The three-month study involved 20 ambulatory, clinically stable adults with heart failure, with a median age of 53 years, and was conducted at the outpatient clinic of the Massachusetts General Hospital Heart Center's Failure and Cardiac Transplant Program. Each patient was given a Bluetooth-enabled weight scale and blood pressure cuff to take their own vital signs, and were given an iPad Mini equipped with cellular connectivity to see their results online.

Officials said the study size was too small to forge wide-ranging conclusions, bu the results were promising.
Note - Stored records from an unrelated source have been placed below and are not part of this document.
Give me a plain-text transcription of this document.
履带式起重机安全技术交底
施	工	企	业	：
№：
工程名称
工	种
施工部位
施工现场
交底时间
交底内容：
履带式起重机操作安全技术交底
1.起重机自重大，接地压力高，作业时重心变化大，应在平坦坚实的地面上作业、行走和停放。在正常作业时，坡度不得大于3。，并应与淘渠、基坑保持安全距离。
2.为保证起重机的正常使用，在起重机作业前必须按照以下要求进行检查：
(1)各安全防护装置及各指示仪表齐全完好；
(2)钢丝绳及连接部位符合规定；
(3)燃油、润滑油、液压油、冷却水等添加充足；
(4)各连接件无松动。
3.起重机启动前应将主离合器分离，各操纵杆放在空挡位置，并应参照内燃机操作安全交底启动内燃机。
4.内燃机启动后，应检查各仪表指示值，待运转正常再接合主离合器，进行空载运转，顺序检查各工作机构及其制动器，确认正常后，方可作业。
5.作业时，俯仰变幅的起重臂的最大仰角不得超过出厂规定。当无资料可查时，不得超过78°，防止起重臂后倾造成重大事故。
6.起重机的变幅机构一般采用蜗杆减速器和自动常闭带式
“Our study results failed to achieve statistical significance due to the small sample size, but the trends across all outcomes are encouraging, and a future well-powered study could show vast savings in readmission costs,” Stephen Agboola, MD, MPH, a co-investigator on the study and a research scientist on the Connected Health Innovation team, said in the release.

"This is an important study evaluating the use of a web- and telephone-based remote monitoring program using portable, wireless and easy-to-use personal connected health devices to engage heart failure patients in self-managing their disease outside of the hospital setting," Joseph C. Kvedar, MD, Partners HealthCare's vice president of connected health, said in the release. "While additional study is required, we are quite encouraged by the results and believe that mobile-based, heart failure self-management can play an important role in improving disease management and clinical outcomes."

According to the study, 55 percent of those participating consistently viewed their data on the online web portal, with 64 percent logging on every day. More than 80 percent said the portal was helpful and easy to use.

Perhaps most importantly, 16 of the 20 participants said they believed their heart failure was better managed as a result of using the mHealth platform.

Partners officials compared the study results with control groups identified through the health system's EMR, and found that hospital use was comparable between the two groups, but the mean duration of hospital stays for unplanned admissions for the control group was more than twice as long as that of the study group. The study group also recorded fewer 30-day readmissions, though Partners officials noted the difference was not statistically significant.